Los hombres fueron detenidos y bañados. Les afeitaron la cabeza. Ahí comenzaba un programa de tratamiento de 45 días, dijo el doctor Wahedullah Koshan, siquiatra jefe. Les esperaba el síndrome de abstinencia, con apenas algo de atención médica para aliviar el dolor y la incomodidad. Koshan admitió que el hospital carecía de opioides alternativos, buprenorfina y metadona, normalmente utilizadas para tratar la adicción a la heroína. Su personal no ha cobrado desde julio, pero señaló que el Ministerio de Salud había prometido que los pagos llegarían.
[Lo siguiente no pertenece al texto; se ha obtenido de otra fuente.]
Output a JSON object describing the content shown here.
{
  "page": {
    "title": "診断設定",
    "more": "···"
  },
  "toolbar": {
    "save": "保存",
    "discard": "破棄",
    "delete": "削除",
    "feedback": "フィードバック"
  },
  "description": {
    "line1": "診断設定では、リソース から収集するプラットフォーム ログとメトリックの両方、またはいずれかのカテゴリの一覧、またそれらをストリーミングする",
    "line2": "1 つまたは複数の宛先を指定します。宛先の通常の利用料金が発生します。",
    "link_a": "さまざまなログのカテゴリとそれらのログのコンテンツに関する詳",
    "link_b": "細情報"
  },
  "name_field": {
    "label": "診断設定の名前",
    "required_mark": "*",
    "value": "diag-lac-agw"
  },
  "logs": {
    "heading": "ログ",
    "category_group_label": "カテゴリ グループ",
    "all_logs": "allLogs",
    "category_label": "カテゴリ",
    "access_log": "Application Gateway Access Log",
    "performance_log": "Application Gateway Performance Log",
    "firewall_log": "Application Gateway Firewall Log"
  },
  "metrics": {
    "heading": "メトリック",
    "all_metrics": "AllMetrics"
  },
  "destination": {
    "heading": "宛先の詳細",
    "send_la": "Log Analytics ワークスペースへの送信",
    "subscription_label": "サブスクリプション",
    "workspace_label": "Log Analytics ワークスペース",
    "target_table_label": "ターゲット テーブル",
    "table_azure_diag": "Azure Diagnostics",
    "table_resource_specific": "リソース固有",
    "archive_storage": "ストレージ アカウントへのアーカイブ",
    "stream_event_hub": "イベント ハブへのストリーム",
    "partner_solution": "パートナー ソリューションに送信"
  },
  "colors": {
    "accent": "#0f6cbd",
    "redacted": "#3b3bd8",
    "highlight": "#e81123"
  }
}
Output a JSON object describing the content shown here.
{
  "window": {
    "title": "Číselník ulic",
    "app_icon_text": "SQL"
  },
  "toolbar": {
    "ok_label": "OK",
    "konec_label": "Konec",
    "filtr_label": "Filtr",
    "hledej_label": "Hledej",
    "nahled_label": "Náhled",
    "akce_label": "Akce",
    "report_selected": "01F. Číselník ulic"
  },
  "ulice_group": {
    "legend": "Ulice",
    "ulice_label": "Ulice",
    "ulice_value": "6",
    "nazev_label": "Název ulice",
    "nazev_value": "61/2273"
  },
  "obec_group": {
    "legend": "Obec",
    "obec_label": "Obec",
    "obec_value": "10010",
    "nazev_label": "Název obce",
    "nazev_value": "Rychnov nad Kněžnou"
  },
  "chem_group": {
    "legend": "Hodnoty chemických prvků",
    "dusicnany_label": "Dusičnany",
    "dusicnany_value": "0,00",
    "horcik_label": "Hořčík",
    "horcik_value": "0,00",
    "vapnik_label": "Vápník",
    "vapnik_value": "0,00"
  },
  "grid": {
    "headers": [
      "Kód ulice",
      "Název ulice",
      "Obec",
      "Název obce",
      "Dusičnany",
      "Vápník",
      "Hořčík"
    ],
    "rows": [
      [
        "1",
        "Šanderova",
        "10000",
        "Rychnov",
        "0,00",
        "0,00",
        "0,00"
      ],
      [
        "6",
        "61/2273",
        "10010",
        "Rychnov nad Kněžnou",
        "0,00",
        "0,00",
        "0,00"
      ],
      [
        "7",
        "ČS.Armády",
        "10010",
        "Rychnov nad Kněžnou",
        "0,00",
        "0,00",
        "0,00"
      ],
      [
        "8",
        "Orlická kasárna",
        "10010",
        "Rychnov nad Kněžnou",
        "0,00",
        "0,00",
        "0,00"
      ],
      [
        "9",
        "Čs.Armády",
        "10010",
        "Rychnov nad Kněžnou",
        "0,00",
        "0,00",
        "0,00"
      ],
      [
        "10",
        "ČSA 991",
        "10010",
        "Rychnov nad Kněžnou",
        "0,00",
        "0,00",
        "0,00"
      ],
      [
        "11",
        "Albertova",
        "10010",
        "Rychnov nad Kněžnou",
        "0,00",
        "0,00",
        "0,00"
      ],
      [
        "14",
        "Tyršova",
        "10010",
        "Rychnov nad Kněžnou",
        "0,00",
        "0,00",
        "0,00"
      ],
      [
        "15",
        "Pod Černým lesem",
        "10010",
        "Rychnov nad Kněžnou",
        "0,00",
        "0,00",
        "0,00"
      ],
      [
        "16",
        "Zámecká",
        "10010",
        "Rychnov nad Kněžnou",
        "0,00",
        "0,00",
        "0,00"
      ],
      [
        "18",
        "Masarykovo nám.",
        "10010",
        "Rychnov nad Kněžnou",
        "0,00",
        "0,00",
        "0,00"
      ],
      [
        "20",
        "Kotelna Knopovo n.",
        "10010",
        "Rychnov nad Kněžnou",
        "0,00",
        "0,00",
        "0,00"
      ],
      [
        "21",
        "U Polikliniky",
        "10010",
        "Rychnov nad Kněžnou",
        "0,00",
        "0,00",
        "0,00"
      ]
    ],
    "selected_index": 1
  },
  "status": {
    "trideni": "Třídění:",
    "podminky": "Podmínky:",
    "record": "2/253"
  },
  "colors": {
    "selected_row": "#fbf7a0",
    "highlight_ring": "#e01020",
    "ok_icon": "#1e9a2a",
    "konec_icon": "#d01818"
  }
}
El Talibán tiene objetivos más ambiciosos. “Esto es sólo el principio, después iremos a por los productores, y les castigaremos de acuerdo con la ley [islámica] sharía”, dijo Qari Ghafoor, que dirigía la patrulla. En el hospital hay 700 pacientes que vagan por las salas como fantasmas. Algunos dicen que no les dan suficiente comida. Los médicos dicen que el hambre forma parte del síndrome de abstinencia. La mayoría de sus familias no saben dónde están.
Sitara llora cuando se reúne con su hijo de 21 años, que llevaba 12 días desaparecido. “Mi hijo es toda mi vida”, dice entre lágrimas mientras lo abraza. De vuelta en la ciudad, bajo un puente del vecindario de Kotesangi, los adictos viven de forma precaria al abrigo de la oscuridad, con miedo al Talibán. Una noche, fumaban junto al cuerpo de un hombre. Estaba muerto. “No es importante si algunos mueren”, dijo Mawlawi Fazullah, funcionario talibán. “Otros se curarán. Una vez curados, pueden ser libres”.